Although there will always be space for traditional philanthropy, I think we will also gravitate towards philanthropy that is more enterprising and applies some business principles to gain efficiencies which enables donors to stretch their Rand a lot further. I think there will be an uptake of new and innovative models of facilitating philanthropy such as venture philanthropy.     

What changes, if any, have you seen in South Africa with regards to people investing money in sustainability initiatives?  What motivates them to do so?

There has been an increasing social consciousness of consumers after the financial crisis that highlighted the infinite inequalities of the day. There is currently a big focus in South Africa on sustainability initiatives where individuals and businesses take care to take into account and coordinate economic, social and environmental aspects of their activities to ensure stable communities and preserving the planet for future generations.

Sustainability and corporate citizenship are key themes that are strongly emphasized in the Report on Governance for South Africa (King III) as fundamental principles for good governance, and focuses on the effects of business on society and environment.

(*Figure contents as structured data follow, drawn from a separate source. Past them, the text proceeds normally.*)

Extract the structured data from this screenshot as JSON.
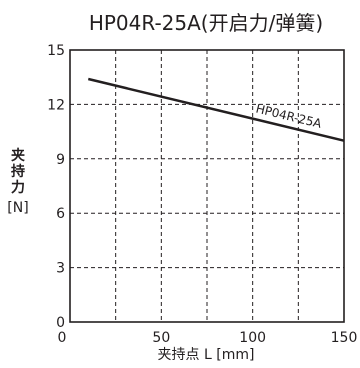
{
  "chart_data": {
    "type": "line",
    "title": "HP04R-25A(开启力/弹簧)",
    "xlabel": "夹持点 L  [mm]",
    "ylabel_lines": [
      "夹",
      "持",
      "力",
      "[N]"
    ],
    "x_ticks": [
      "0",
      "50",
      "100",
      "150"
    ],
    "y_ticks": [
      "0",
      "3",
      "6",
      "9",
      "12",
      "15"
    ],
    "xlim": [
      0,
      150
    ],
    "ylim": [
      0,
      15
    ],
    "grid": true,
    "series": [
      {
        "name": "HP04R-25A",
        "x": [
          10,
          150
        ],
        "y": [
          13.4,
          10.0
        ]
      }
    ]
  }
}
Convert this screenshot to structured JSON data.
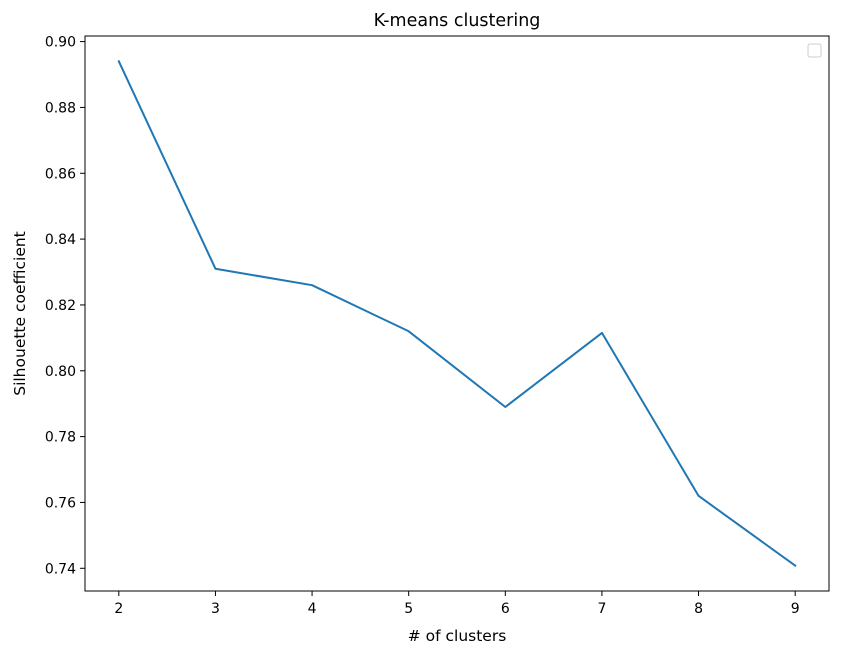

Compliance with legislation such as the Broad Based Black Economic Empowerment’s Codes of Good Practice has also played a big role in accelerating the drive by businesses to focus on sustainability.

How did you get into your industry, by choice or by chance?

I’ve always had a passion for development and finding systemic solutions to the many social challenges that face South Africa and hoped to make a difference by influencing policy, hence I pursued Economics in my undergraduate studies and went on to major in Economic Policy and Development at post-graduate level. During my time at university I soon found myself disillusioned with the public sector and so decided to venture into financial services instead.

What has been your most difficult moment professionally?

Acting on the decision to leave an environment where I was well established, had progressed well and had earned a reputation to pursue something different in quest for a more meaningful contribution; and not knowing if it was the right move or if the timing was right.

What influence has your time at Henley had on your career to date?

Being awarded the Alumni Fund Bursary was a great honour and my time at Henley has been a real privilege. The strong focus on personal development at Henley has certainly grown me as an individual, has grown me into a better manager and leader and equipped me with the skills I needed to make a career transition.

Noxolo Hlongwane has been working in the Financial Services sector for over 8 years, having spent the bulk of that time within the Global Markets Operations environment. She is currently working in Wealth Management, facilitating philanthropy for a banking institution, which plays a vital role in addressing some of the social challenges that face society in South Africa.  Noxolo was a recipient of the Alumni Fund Bursary, which enabled her to undertake her MBA at Henley Business School.